I managed the office in the CENTER of Hurricane Rita's swath, and we lived in the office on generator power for three weeks following, in the midst of a small town heavily damaged by storm winds.

Our little local office of four technicians expanded to over 30 working in southeast Texas and southwest Louisiana for a mad three weeks or so.

We repaired industrial substations damaged by wind and water. Winds blew roofs off and blew doors in, and driven rain soaked the equipment.

This area lost EVERY BIT of utility transmission and distribution network from 500 kV on down. We had industrial facilities in total shutdown after Rita, plants that5 had been continuously running since 1944 in some cases...

Fun stuff, yeah...

old field guy
 
I work for a manufacturer of large, mostly diesel-driven water pumps. We have an emergency respose team that has responded to Katrina, the 2004 hurricanes here in Florida, 9/11, and various other crises. Here is an exerpt from an article from a trade magazine.

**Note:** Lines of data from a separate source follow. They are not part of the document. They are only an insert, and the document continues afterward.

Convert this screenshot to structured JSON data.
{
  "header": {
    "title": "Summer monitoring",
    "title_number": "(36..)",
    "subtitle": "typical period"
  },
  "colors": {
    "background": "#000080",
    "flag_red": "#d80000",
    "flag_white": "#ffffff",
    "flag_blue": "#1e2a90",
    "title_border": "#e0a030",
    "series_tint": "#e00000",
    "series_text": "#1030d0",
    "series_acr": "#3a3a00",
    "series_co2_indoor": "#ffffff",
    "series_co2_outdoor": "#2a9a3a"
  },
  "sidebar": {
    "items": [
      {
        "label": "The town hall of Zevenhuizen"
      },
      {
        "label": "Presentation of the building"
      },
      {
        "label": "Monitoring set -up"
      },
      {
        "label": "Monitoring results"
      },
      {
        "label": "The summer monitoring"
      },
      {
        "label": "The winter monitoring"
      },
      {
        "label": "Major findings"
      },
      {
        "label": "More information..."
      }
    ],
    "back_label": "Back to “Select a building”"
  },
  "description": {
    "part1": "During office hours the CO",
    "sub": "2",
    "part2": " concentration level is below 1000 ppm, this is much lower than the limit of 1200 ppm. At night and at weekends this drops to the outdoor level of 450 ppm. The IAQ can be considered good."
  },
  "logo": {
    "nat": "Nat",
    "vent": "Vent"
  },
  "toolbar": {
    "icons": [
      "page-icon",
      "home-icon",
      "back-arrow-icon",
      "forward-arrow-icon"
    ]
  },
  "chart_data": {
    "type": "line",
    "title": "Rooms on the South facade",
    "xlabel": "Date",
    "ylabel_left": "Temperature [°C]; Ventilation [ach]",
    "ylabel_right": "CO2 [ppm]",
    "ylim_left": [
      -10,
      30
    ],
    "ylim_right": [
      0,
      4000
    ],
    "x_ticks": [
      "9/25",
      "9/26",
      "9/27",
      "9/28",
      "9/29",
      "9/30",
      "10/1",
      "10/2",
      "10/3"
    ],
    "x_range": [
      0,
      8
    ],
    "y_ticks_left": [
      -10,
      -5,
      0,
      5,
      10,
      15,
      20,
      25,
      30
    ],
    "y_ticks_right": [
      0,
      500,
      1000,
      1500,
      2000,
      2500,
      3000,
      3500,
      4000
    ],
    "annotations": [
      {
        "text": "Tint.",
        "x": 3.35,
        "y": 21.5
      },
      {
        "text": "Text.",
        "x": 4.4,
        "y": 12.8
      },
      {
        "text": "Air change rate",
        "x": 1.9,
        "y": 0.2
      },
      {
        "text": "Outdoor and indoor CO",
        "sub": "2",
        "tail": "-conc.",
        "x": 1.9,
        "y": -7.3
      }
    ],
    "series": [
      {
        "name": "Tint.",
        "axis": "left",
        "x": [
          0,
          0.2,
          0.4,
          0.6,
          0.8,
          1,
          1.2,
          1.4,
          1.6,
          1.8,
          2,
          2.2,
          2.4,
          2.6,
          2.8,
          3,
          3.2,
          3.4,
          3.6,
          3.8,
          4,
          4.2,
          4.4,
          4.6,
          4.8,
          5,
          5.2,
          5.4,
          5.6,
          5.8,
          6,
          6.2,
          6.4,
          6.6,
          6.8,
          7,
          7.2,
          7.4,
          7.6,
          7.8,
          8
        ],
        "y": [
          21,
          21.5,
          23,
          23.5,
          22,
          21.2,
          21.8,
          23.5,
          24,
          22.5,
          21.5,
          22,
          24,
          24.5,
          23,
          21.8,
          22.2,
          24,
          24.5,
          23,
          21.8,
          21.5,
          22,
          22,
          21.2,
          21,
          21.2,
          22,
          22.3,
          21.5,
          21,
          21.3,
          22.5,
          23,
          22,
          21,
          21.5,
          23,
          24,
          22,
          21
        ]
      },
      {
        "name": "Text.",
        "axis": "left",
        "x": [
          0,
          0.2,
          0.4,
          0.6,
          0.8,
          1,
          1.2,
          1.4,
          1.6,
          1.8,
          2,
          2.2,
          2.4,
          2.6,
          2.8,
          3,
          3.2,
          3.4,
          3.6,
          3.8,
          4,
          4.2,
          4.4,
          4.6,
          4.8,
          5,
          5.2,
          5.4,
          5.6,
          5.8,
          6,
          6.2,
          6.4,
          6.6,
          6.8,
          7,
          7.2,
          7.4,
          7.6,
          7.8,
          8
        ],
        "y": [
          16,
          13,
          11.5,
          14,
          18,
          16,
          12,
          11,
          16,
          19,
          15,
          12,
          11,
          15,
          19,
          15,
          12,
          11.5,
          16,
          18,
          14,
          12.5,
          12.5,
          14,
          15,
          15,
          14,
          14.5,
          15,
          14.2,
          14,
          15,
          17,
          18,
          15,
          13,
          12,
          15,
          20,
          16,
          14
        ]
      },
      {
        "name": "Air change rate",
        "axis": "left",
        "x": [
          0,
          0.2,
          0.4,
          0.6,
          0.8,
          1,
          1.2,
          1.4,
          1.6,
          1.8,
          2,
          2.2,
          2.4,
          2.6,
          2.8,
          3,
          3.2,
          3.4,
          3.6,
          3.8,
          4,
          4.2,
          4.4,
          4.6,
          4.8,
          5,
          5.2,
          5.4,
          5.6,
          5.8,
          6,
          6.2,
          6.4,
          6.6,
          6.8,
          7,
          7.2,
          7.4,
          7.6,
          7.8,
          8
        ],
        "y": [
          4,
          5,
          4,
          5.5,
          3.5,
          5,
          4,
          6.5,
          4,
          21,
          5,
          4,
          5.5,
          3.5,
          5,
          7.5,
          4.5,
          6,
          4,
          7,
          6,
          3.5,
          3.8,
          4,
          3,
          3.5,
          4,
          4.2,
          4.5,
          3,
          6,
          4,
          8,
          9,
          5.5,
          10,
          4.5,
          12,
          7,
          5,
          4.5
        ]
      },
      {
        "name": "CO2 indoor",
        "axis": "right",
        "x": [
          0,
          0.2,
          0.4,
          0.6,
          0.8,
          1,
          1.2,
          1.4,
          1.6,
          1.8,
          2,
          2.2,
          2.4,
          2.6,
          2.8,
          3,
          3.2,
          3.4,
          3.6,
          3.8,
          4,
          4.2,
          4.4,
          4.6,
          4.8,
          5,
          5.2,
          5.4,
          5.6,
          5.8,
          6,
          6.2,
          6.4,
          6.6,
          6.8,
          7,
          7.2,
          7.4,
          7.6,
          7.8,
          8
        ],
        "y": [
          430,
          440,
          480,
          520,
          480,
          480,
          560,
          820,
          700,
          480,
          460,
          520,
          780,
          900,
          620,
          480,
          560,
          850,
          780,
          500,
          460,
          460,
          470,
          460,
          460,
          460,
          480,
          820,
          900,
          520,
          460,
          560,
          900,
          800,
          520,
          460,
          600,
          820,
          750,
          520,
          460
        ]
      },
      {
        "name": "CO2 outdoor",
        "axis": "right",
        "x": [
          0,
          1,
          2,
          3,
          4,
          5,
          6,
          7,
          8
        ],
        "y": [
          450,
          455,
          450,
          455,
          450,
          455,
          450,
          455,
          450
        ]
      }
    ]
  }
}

Thompson Pump Activates Team to Aid in Hurricane Relief Effort

Sep 12, 2005 10:50 AM


Port Orange, Fla.-based Thompson Pump last week mobilized its emergency response team to provide pumping equipment, supplies and manpower to Gulf Coast areas devastated by Hurricane Katrina. Thompson’s Baton Rouge, La.; Jackson, Miss.; and Pensacola, Fla., branch locations are operational and facilitating the relief effort. Initial concentration is focused on flooding relief in the New Orleans and coastal Mississippi areas, but other operations will include getting hospitals, wastewater treatment plants, water plants, power generation facilities and refineries up and running. Thompson Pump is a 30-year veteran in disaster relief having facilitated cleanup efforts with the Exxon Valdez oil spill, the World Trade Center collapse, several flooded areas in the Midwest and hurricane damaged areas in the Southeast.



John Nabors

"Against stupidity the very gods themselves contend in vain." - Friedrich von Schiller
 
Just saw a news item from NO that the dewatering pumps lost another battle with yesterday rain. It looks like they need more of portable pumps.